# the letters...



## bev (Feb 27, 2009)

A husband wrote the following letter for his wife and left it on the dining room table: 


To My Dear Wife, 

You will surely understand that I have certain needs that you, being 54 years old, can no longer satisfy. I am very happy with you & I value you as a good wife. Therefore, after reading this letter, I hope that you will not wrongly interpret the fact that I will be spending the evening with my 18 year old secretary at the Comfort Inn Hotel. Please don't be upset - I shall be home before midnight.' 

John 


When the man came home late that night, he found the following letter on the dining room table: 


My Dear Husband, 

I received your letter and thank you for your honesty about my being 54 years old. I would like to take this opportunity to remind you that you are also 54 years old. As you know, I am a maths teacher at our local college. I would like to inform you that while you read this, I will be at the Marriot Hotel with Michael, one of my students, who is also on the tennis team.
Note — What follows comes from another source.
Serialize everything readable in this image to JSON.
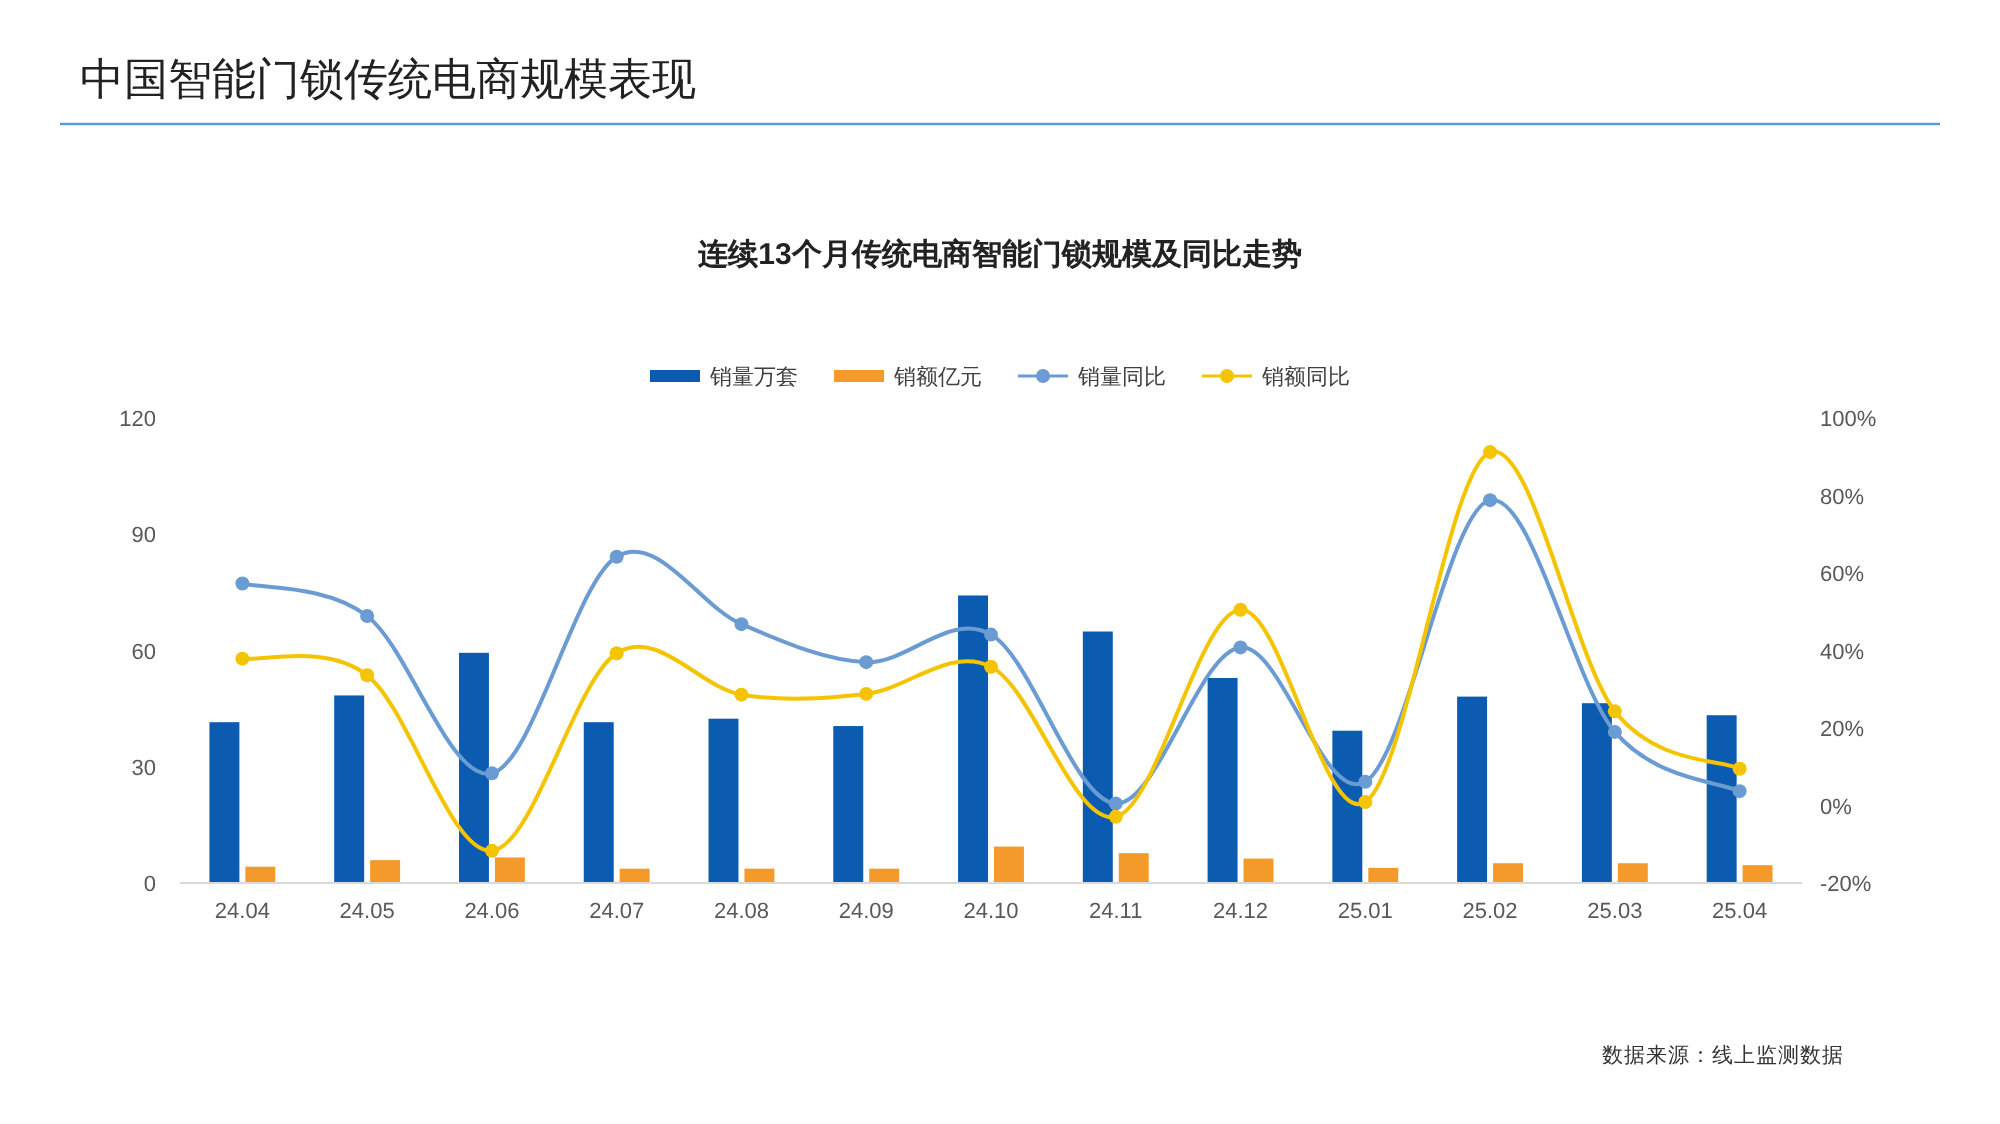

He is young, virile, and like your secretary, is 18 years old. 

As a successful businessman who has an excellent knowledge of Maths, you will understand although it may appear that we are in the same situation, there is one mathematical difference: 18 goes into 54 a lot more times than 54 goes into 18. 

Therefore, I will not be home until sometime tomorrow.' 

Janet

Bev[/B]


----------



## kojack (Feb 27, 2009)

Trying to find all the factors of 72.

Er - 1

Oh dear ..... forgotten what I was doing.


----------



## Caroline (Feb 27, 2009)

My husband is 9 years older than me and has wonky knees, I wont tell him about my joy boy!

p.s I did mean joy although as he is that much younger he can also be a toy boy too.


----------



## katie (Feb 27, 2009)

Caroline said:


> My husband is 9 years older than me and has wonky knees, I wont tell him about my joy boy!
> 
> p.s I did mean joy although as he is that much younger he can also be a toy boy too.


----------



## mikep1979 (Feb 28, 2009)

lol i love it bev!!! im 6 years older than my partner and she is always sayin she will be trading me in for a younger model soon lol


----------



## HOBIE (Jul 2, 2017)

I am 54 now !  Should I be worried ?


----------



## mikeyB (Jul 2, 2017)

Try being 64, Hobie


----------



## trophywench (Jul 2, 2017)

Hark at all you youngsters!


----------



## Ralph-YK (Jul 2, 2017)

I'm 53.


----------



## HOBIE (Jul 2, 2017)

Try being  T1 since being since being 3


----------



## Cookiemonster2017 (Jul 17, 2017)

Well I feel young 
sorry a bit late to the party on this one!


----------